The Essure permanent birth control system consists of the Essure micro-insert, a disposable delivery system, and a disposable split introducer. A standard hysteroscope with a 5 French working channel, a continuous flow, and a 12-30 degree angled lens is used in concert with the system. The 5mm hysteroscopes made by Karl Storz Endoscopy and Richard Wolf Medical Instruments both accommodate the Essure system.

 

The Micro-insert

This consists of a stainless steal inner coil, a nitinol super elastic outer coil, and PET fibers. PET fibers are used in other medical application such as prosthetic arterial graphs, percutaneous catheters, aneurysm coils and other long term implants. The PET fiber is wound in and around the inner coil. The micro-insert is 4cm long and 0.8mm in diameter in its wound down configuration. When released the outer coil expands to 1.5-2.0mm. This anchors the micro-insert inside the tube.
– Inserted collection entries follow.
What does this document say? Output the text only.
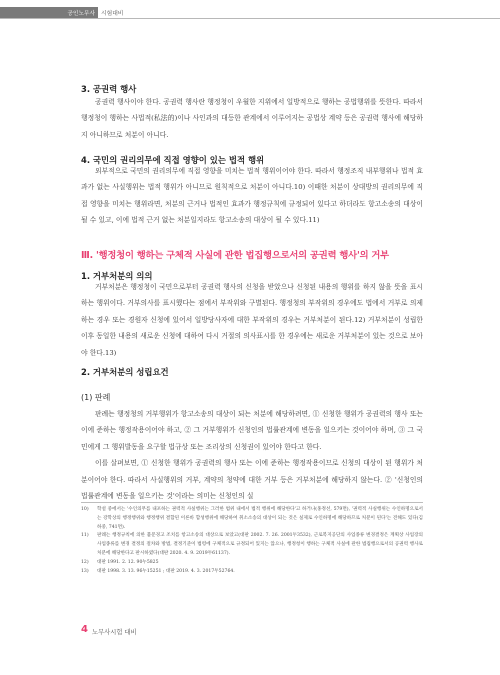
공인노무사 시험대비
3. 공권력 행사

공권력 행사이야 한다. 공권력 행사란 행정청이 우월한 지위에서 일방적으로 행하는 공법행위를 뜻한다. 따라서 행정청이 행하는 사법적(私法的)이나 사인과의 대등한 관계에서 이루어지는 공법상 계약 등은 공권력 행사에 해당하지 아니하므로 처분이 아니다.

4. 국민의 권리의무에 직접 영향이 있는 법적 행위

외부적으로 국민의 권리의무에 직접 영향을 미치는 법적 행위이어야 한다. 따라서 행정조직 내부행위나 법적 효과가 없는 사실행위는 법적 행위가 아니므로 원칙적으로 처분이 아니다.10) 이때한 처분이 상대방의 권리의무에 직접 영향을 미치는 행위라면, 처분의 근거나 법적인 효과가 행정규칙에 규정되어 있다고 하더라도 항고소송의 대상이 될 수 있고, 이에 법적 근거 없는 처분일지라도 항고소송의 대상이 될 수 있다.11)

Ⅲ. '행정청이 행하는 구체적 사실에 관한 법집행으로서의 공권력 행사'의 거부
1. 거부처분의 의의

거부처분은 행정청이 국민으로부터 공권력 행사의 신청을 받았으나 신청된 내용의 행위를 하지 않을 뜻을 표시하는 행위이다. 거부의사를 표시했다는 점에서 부작위와 구별된다. 행정청의 부작위의 경우에도 법에서 거부로 의제하는 경우 또는 경원자 신청에 있어서 일방당사자에 대한 부작위의 경우는 거부처분이 된다.12) 거부처분이 성립한 이후 동일한 내용의 새로운 신청에 대하여 다시 거절의 의사표시를 한 경우에는 새로운 거부처분이 있는 것으로 보아야 한다.13)

2. 거부처분의 성립요건
(1) 판례

판례는 행정청의 거부행위가 항고소송의 대상이 되는 처분에 해당하려면, ① 신청한 행위가 공권력의 행사 또는 이에 준하는 행정작용이어야 하고, ② 그 거부행위가 신청인의 법률관계에 변동을 일으키는 것이어야 하며, ③ 그 국민에게 그 행위발동을 요구할 법규상 또는 조리상의 신청권이 있어야 한다고 한다.

이를 살펴보면, ① 신청한 행위가 공권력의 행사 또는 이에 준하는 행정작용이므로 신청의 대상이 된 행위가 처분이어야 한다. 따라서 사실행위의 거부, 계약의 청약에 대한 거부 등은 거부처분에 해당하지 않는다. ② '신청인의 법률관계에 변동을 일으키는 것'이라는 의미는 신청인의 실

10)	학설 중에서는 '수인의무를 내포하는 권력적 사실행위는 그러한 범위 내에서 법적 행위에 해당한다'고 하거나(홍정선, 579면), '권력적 사실행위는 수인하명으로서는 강학상의 행정행위와 행정행위 결합된 이른바 합성행위에 해당하여 취소소송의 대상이 되는 것은 실제로 수인하명에 해당하므로 처분이 된다'는 견해도 있다(김하중, 741면).
11)	판례는 행정규칙에 의한 불문경고 조치를 항고소송의 대상으로 보았고(대판 2002. 7. 26. 2001두3532), 근로복지공단의 사업종류 변경결정은 계획상 사업장의 사업종류를 변경 결정의 절차와 방법, 결정기준이 법령에 구체적으로 규정되어 있지는 않으나, 행정청이 행하는 구체적 사실에 관한 법집행으로서의 공권력 행사로 처분에 해당한다고 판시하였다(대판 2020. 4. 9. 2019두61137).
12)	대판 1991. 2. 12. 90누5825
13)	대판 1998. 3. 13. 96누15251 ; 대판 2019. 4. 3. 2017두52764.
4 노무사시험 대비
The Disposable Delivery System

This consists of an ergonomic handle which contains a delivery wire, release catheter, and delivery catheter. The ergonomic handle controls the delivery and release. A thumb wheel on the handle allows the operator to retract both the delivery catheter and release catheter. The delivery wire is detached from the micro-insert on deployment by rotating the system in a counter-clockwise direction.

Split Introducer

This helps protect the micro-insert as it passes through the sealing cap of the hysteroscopic working channel.

Mechanism of Action

The Essure micro-insert remains anchored in the fallopian tube resulting in permanent contraception because it is small enough in diameter to be placed across, and long enough to span, the uterotubal junction. This specific portion of anatomy was chosen for placement of the micro-insert to prevent the expulsion of the device during menstrual uterine contractions and it is the narrowest portion of the tube. Yet, the device is long enough in its proximal portion to allow coils to trail inside the uterine cavity (specifically 3-8 coils). This trailing portion in the uterine cavity aids in anchoring. The expanded outer coils within the uterus are almost twice the diameter of the expanded coils within the tube. This greater outer diameter of the expanded coils initially anchors the micro-insert preventing the migration of the device into the peritoneal cavity.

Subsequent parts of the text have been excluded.